Page MenuHomePhabricator

Bug tokenizing commented <ref>
Closed, ResolvedPublic

Description

The commented <ref> seems to throw off the tokenizer -- it is probably the regexp that extracts the ref content there or the ordering of productions (comments and extension tags).

A<ref>B <!--<ref name="x" />--></ref>
C<ref>D</ref>

Reduced test case from output seen in http://parsoid-lb.eqiad.wikimedia.org/enwiki/Axial_Seamount?oldid=657127754
See report here: https://en.wikipedia.org/w/index.php?title=Wikipedia:VisualEditor/Feedback&oldid=657286828#Article_swallowed_as_a_note.

Event Timeline

ssastry raised the priority of this task from to Medium.
ssastry updated the task description. (Show Details)
ssastry subscribed.
ssastry set Security to None.

I did a quick test:

-                    while (s && s.match(new RegExp("<" + tagName + "[^<>]*>"))) {
+                    while (s && s.match(new RegExp("<" + tagName + "[^/<>]*>"))) {

That change fixes this specific test case. However, there is a larger issue here which is that comment parsing has lower precedence than extension content parsing => there will be several other test cases where commented out opening/closing <ref> tags (or any extension tag, really) will parse differently in Parsoid when compared to the PHP parser (where comments are stripped out of the text before additional processing).

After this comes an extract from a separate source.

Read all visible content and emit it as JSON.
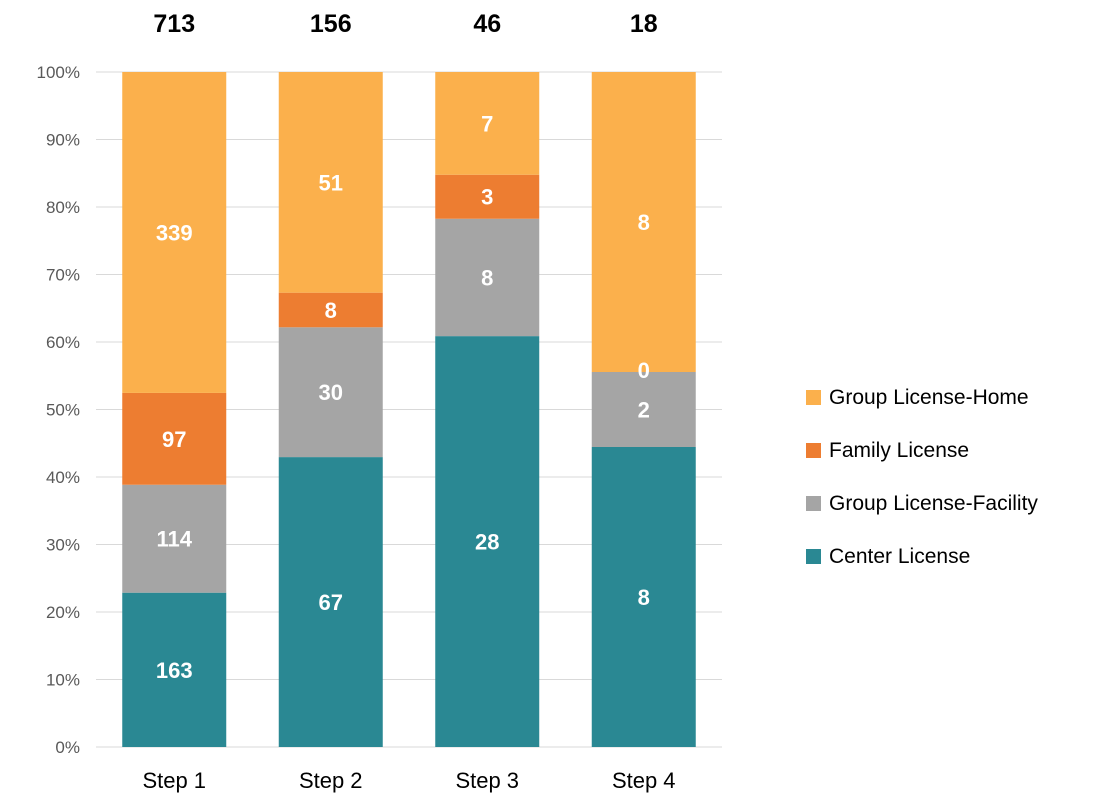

Change 282394 had a related patch set uploaded (by Arlolra):
T96555: Remove <ref> hack from the tokenizer

https://gerrit.wikimedia.org/r/282394

Change 282394 had a related patch set uploaded (by Arlolra):
WIP: Remove <ref> hack from the tokenizer

https://gerrit.wikimedia.org/r/282394

Change 326890 had a related patch set uploaded (by Arlolra):
T96555: Ignore self-closed tags when extending source

https://gerrit.wikimedia.org/r/326890

Change 326890 merged by jenkins-bot:
T96555: Ignore self-closed tags when extending source

https://gerrit.wikimedia.org/r/326890